The goal was van Dijk's third of the season, after he scored twice against Ross County in November. "In other games I have tried it and been tackled, but this time there wasn't a tackle," he said. "I think it was a good goal. Was it the best goal of my career? Yes, I think so. But I've not scored a lot so that's not difficult! It is an extra weapon for our team. Me and Efe [Ambrose] can do it."

Earlier this month, van Dijk said Celtic could complete the league season unbeaten, a view he repeated yesterday: "I think our belief is growing. We have enough quality to do it, we have a great team and the team spirit is also very good so it is possible. But we have to go out and do it."

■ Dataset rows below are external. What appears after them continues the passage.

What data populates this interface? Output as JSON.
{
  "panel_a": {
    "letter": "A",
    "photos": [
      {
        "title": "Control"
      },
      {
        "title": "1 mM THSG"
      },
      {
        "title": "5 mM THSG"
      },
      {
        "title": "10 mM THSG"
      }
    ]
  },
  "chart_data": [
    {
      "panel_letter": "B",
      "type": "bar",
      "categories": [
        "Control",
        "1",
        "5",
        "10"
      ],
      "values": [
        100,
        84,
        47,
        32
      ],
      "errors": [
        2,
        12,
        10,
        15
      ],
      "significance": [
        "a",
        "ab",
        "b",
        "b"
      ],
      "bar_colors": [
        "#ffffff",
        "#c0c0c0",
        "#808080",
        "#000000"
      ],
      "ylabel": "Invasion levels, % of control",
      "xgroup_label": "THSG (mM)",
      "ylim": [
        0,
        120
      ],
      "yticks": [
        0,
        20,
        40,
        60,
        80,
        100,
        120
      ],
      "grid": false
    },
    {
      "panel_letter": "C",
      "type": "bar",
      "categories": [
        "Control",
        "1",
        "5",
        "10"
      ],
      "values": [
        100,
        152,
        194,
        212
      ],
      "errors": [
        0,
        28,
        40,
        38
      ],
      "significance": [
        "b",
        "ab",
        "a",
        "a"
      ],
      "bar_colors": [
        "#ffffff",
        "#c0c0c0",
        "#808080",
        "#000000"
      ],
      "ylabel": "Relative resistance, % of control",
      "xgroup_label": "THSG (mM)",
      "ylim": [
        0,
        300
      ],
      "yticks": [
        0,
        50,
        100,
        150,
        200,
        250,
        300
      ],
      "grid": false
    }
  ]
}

Celtic were last night linked with the South Korean internationalist Han Kook-Young. The 23-year-old defensive midfielder plays for Shonan Bellmare in Japan's second division.

He said: "I have spoken to Celtic in Scotland, Augsburg, Freiburg and St Pauli in Germany, as well as clubs from China and the Middle East. I am hoping my future will be sorted soon," he added.

Meanwhile, Tommy Wright, the St Johnstone manager, felt his side should have had a penalty for a challenge by van Dijk on Stevie May. "I thought it was a penalty at the time," he said. "I've seen it since and nothing has changed my mind.

"I think we deserved to take something. Celtic created more chances but we contributed to a good game. I felt we deserved a goal. I'm pleased at the way we came back from losing a bad goal."